Monday, February 10, 2014

Planning Designs for Daylight

By Nicholas Mosher

              Daylighting has been a crucial part of design and it will continue to be a long time from now.  Among other things, it can reduce costs for electricity and heating as well as improve health.  Buildings and houses should capitalize on gathering the most amount of daylight inside.  It is a common thing for buildings to allow in direct sunlight as well because of the cold weather that comes in either parts of the year or for majority of the time.  In a location such as Phoenix, Arizona, the arid climate would not call for direct sunlight to heat the interior space of a building all of the time.  So letting in daylight but not direct sunlight can become a problem when designing around the sun. 

                Capitalizing on letting in daylight can be achieved through very large decisions and smaller ones as well.  On the large scale, strategies should be considered around site selection.  In most cases the architect will not have a say on where the plot of land is located but in those few cases, it is important to analyze the other buildings around it.
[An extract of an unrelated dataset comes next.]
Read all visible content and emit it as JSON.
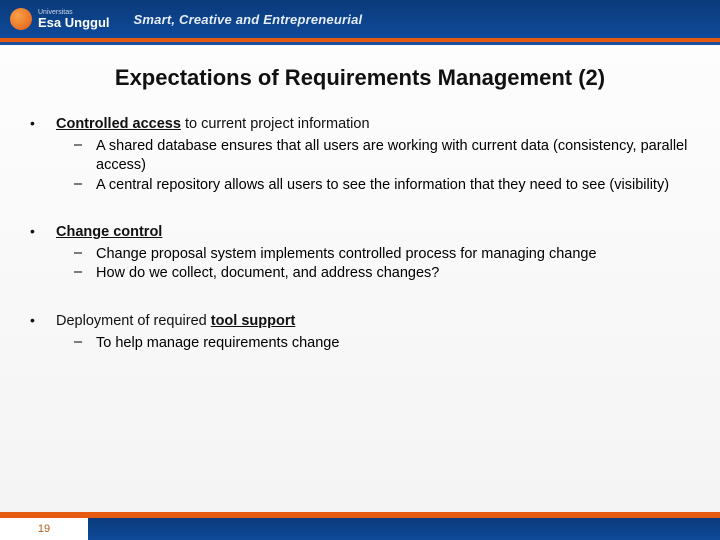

An example would be where the shadows are being casted throughout the day and year.  After that the orientation of the building is important to study.  By facing the walls and windows the right way, they can let in more light and cast better views as well.  The shaping of the building will help with facing windows the right way and shadows is just as important especially in Phoenix1.  In the hot sun a shaded place provides the comfort and that is the ideal place where people want to be. 

                On the smaller aspect of designs, obtaining interior daylight can be achieved through a collection of apertures, glazing, shading devices, interior partitions, surface finishes, electric lighting, HVAC systems, and controls1.  Each one of these can play an important role on letting in and capitalizing on the daylight to make the interiors a more comfortable, warmer and brightened space for people to be in.  Together these can add up to creating the space even more sustainable than just one or two of them alone.  Getting the most of them to work together and fit inside the same building can be challenging.  It is also challenging to still design a building to look aesthetically pleasing with everything mentioned above being a part of it.  That is why the architects, engineers, lighting designers, interior designers and even the curtain wall consultants have to be able to work with and around each other to ultimately provide the client with a beautiful and functional building that can successfully work with and adapt to the sun.  The overall process of finalizing a complex building is a giant circle involving designing, analyzing, integrating, and evaluating1. 



1.       Matthew Tanteri. (March 8, 2007). Planning for Daylight. Architecture Lighting Online.